The effectively inimitable Jeff Rosenstock provided direct support on this night, as he did for the duration of the tour. Still touring in support of his stellar full-length album WORRY. (released October 14th on SideOneDummy), Rosenstock has amassed almost as rabid and devout a fanbase as The Menzingers, as his own full-band fourteen song set was also a raucous singalong from start-to-finish, just on a slightly smaller scale. The punk scene is full of enigmatic performers, of course, and the somewhat physically unassuming Rosenstock ranks in the upper echelon of those who seem to genuinely…and generally…REALLY enjoy the hell out of playing and performing in front of an audience night in and night out. Case in point: Rosenstock’s set concluded with an extended version of “You, In Weird Cities” that found the frontman trading his guitar for a saxophone (that had previously been manned by criminally talented touring multi-instrumentalist Dan Potthast), making his way to the back of the venue and assuming a perch atop a table to play along to the song’s singalong outro.

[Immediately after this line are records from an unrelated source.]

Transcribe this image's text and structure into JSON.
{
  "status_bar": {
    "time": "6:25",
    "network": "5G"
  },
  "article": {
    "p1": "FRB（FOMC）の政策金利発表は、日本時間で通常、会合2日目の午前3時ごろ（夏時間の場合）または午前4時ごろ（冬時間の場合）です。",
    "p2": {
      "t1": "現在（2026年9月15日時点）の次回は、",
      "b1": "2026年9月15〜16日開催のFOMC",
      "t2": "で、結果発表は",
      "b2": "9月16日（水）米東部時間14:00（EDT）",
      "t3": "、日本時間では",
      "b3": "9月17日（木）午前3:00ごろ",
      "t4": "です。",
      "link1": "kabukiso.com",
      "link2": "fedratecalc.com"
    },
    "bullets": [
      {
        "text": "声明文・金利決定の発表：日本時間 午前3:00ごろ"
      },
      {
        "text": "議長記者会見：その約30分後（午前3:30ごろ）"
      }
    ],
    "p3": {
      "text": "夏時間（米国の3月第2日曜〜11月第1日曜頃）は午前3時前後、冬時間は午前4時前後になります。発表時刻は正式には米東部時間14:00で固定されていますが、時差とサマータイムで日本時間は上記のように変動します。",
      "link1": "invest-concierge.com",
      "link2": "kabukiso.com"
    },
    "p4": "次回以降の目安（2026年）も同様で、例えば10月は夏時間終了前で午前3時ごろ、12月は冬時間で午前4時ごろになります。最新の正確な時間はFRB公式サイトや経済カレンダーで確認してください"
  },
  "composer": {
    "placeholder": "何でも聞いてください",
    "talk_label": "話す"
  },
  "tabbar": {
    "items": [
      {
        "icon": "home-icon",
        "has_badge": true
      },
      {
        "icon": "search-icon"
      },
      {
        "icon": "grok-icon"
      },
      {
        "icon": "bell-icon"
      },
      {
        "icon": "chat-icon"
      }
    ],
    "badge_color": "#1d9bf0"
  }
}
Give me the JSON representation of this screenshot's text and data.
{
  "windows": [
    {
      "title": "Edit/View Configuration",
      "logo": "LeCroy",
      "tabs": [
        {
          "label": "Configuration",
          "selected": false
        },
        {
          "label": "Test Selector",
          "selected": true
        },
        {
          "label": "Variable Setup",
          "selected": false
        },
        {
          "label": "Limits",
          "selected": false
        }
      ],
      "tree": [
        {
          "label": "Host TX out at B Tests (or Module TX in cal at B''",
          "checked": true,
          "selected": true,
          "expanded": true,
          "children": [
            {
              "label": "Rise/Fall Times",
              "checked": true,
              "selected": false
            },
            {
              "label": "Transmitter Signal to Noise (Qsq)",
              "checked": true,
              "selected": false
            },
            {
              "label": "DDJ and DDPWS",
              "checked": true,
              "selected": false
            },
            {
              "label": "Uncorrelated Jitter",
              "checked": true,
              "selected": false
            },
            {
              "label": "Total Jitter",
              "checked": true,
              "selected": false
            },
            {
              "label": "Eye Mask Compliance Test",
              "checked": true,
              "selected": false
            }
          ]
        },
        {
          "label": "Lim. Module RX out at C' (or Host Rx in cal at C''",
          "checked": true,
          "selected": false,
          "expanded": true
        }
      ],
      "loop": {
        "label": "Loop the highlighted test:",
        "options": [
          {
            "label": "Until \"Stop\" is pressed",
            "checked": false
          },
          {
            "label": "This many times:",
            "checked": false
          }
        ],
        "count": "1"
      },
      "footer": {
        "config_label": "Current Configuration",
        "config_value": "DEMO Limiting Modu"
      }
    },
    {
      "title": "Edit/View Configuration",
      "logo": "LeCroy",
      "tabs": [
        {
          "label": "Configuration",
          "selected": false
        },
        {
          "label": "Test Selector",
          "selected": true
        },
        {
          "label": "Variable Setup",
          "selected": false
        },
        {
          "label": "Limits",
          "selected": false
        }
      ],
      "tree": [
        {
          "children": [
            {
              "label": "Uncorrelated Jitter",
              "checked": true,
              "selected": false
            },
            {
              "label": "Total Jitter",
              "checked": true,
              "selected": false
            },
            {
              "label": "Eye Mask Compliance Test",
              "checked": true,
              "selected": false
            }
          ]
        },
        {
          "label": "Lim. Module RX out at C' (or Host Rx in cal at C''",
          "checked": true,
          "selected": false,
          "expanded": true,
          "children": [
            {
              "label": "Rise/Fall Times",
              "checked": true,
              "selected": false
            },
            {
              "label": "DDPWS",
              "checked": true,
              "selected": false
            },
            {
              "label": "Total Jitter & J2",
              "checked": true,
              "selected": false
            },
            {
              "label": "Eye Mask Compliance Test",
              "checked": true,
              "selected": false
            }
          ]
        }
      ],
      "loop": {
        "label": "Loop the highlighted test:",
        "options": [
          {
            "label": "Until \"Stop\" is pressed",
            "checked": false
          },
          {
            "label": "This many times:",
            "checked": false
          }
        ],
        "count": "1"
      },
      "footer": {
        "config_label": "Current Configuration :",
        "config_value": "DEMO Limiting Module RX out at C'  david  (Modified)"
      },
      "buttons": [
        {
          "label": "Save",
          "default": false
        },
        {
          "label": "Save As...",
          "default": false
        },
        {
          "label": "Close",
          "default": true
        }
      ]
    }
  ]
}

Opening duties were handled by West Virginia’s Rozwell Kid, a high-energy four-piece who, like Rosenstock after them, are a bit difficult to pigeon-hole into a singular genre or subgenre or whatever we’re calling them now, but they’re somewhere in the area of power pop/indie noise with more than a little bit of 70’s rock back-bending, don’t-take-yourself-too-seriously swagger thrown in the mix for good measure. The band have got a full-length, Precious Art, that’s due out June 23rd on SideOneDummy, and is sure to be one of the catchier releases of the summer; put it on your list.